Yes, it's true. No print issue on March 16th, next one comes out on March 23rd. It's no big secret--we stated it clearly on page 2 of this week's issue, and indeed dated this week's issue on the cover and throughout the book at March 9th and 16th. The fact is that in the last couple of years we've gone from publishing 50 issues a year to publishing 47 issues. This year my best estimate would be that we'll publish 44 or 43 issues--cutting back on this one, a couple of the summer issues and maybe cutting one of the December issues too.
Why have the publishers made this decision?
Why do it? Well, on the most basic level, we're doing it for the reason you'd expect--the economy is in the toilet, media is in a period of radical realignment of the business model, and that's affecting us just as it's affecting most everyone. At such a time it's clearly just common-sense to cut back on print and distribution overhead, especially if that enables us to maintain staffing levels in the newsroom and our DataCenter, so that we can continue to serve our audience with the content they need/expect. Additionally we've been evolving the weekly print content for five or six years now, so that it's less about splashy breaking news--which has clearly moved online--and more about smart, service-based journalism and analysis that enables our readers to do their jobs better. While I'm not pretending that journalists like me who started their careers in print find 'double-issues' of print weeklies a little scary, the fact is that today we're able to publish the most timely content online and make use of print for the bigger, deeper stuff. We want to deliver that deeper stuff every single Monday, but we think 44 offerings every year is still pretty compelling.
The scary thing is that online publications don't seem to be getting the same amount of advertising dollars that is leaking out of print publications. Is online advertising as we know it not failing brands, publications and therefore the reader?
Online advertising as it's executed is clearly failing brands--and, yes, I guess you could therefore say it's failing media owners who are looking to it to justify the money they spend aggregating audiences using content. There's pathetically little creativity in the online ad arena and a commensurate lack of effectiveness for many scalable campaigns. Probably more damaging, as Ad Age has documented extensively, is the legacy notion that online advertising should be measured in clicks.
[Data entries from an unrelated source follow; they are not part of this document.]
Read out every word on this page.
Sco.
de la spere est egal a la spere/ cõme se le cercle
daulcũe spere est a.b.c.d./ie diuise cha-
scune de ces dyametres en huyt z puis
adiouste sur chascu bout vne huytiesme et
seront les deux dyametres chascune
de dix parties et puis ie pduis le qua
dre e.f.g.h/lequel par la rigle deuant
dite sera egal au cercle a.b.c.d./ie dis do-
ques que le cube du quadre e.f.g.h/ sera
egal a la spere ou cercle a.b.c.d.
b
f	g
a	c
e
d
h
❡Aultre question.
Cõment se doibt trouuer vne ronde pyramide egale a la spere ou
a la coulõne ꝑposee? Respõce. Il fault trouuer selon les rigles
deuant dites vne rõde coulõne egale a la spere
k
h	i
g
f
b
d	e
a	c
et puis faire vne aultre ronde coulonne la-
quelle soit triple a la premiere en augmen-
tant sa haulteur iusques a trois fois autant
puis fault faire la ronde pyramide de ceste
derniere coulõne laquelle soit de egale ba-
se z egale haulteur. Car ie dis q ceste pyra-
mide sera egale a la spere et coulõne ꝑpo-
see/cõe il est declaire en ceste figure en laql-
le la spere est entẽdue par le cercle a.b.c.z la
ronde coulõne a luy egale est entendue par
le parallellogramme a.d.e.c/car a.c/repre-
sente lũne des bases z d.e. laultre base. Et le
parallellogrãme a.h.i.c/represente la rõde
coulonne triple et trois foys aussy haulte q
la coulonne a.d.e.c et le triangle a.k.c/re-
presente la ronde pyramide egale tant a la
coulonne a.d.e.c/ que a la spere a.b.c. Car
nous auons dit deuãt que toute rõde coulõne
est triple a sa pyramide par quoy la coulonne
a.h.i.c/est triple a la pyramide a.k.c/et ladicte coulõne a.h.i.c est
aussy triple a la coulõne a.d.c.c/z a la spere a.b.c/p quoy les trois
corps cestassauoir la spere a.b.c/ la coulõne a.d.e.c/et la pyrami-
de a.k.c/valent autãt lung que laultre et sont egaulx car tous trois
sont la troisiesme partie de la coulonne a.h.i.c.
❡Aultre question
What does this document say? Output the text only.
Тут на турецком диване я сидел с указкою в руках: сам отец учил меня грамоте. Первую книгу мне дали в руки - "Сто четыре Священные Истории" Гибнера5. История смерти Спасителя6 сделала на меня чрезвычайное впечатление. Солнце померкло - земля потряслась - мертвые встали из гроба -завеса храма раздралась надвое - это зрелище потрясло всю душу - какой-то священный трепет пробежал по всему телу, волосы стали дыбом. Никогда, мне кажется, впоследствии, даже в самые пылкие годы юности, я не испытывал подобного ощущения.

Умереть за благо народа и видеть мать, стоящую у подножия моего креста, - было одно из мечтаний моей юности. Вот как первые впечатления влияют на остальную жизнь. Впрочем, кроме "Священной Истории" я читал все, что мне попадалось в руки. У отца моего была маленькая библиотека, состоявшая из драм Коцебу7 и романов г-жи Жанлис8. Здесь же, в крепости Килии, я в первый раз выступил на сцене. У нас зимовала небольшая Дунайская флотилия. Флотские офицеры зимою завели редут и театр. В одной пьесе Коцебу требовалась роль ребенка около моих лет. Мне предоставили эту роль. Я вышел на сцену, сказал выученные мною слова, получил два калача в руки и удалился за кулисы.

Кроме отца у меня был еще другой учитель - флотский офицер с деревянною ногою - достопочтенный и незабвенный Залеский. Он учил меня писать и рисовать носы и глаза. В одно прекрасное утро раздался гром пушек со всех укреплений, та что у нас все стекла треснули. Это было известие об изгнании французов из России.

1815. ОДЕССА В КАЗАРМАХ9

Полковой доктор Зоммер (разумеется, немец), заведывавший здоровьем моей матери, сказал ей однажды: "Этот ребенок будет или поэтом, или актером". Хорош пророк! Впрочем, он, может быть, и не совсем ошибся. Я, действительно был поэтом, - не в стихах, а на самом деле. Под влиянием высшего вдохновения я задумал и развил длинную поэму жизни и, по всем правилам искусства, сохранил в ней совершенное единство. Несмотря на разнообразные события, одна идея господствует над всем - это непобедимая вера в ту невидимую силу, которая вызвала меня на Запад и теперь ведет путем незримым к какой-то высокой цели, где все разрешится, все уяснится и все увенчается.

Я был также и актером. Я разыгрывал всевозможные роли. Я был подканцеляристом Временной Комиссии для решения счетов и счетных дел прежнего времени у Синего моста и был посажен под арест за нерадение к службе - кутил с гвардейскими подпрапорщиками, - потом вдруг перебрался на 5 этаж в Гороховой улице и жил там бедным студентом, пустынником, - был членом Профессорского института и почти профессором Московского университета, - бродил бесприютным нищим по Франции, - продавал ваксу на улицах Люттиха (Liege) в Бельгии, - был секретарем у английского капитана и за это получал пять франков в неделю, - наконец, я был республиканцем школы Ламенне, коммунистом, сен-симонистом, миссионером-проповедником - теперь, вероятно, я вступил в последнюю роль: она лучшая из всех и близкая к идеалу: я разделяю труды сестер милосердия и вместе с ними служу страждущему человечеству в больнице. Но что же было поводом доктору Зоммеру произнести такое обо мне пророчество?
That's great for those looking only for direct response, but fails to recognize the potential role of online ads further up the purchase funnel. And then there's the infinite-supply-finite-demand issue that's led to rapid commoditization of/depreciation in online ad cpms. Yep, it adds up to a nightmare for all concerned.
That said, and again Ad Age has been banging this drum for too many years, the more fundamental problem is that so many media owners have built online 'business' models based on the idea that the internet is an ad medium that was just going to suck every last dollar from every other medium. Yeah, it is an medium, but it's so, so much more than that. It's a way of life and as marketers realize that, as they realize that it's a whole way of being conversationally and transactionally involved with their customers, they're going to be more and more focused on that aspect of digital marketing and less and less focused on simply putting ads next to content.
Well, two things, first that we have to built customized solutions for advertisers that go beyond just traditional ad units and really work for them and are measured in business results, and, secondly, that we have to look at other ways of monetizing our content. If we believe it's sufficiently valuable that people will pay for it, we have to find ways to unearth that value that don't involve advertising.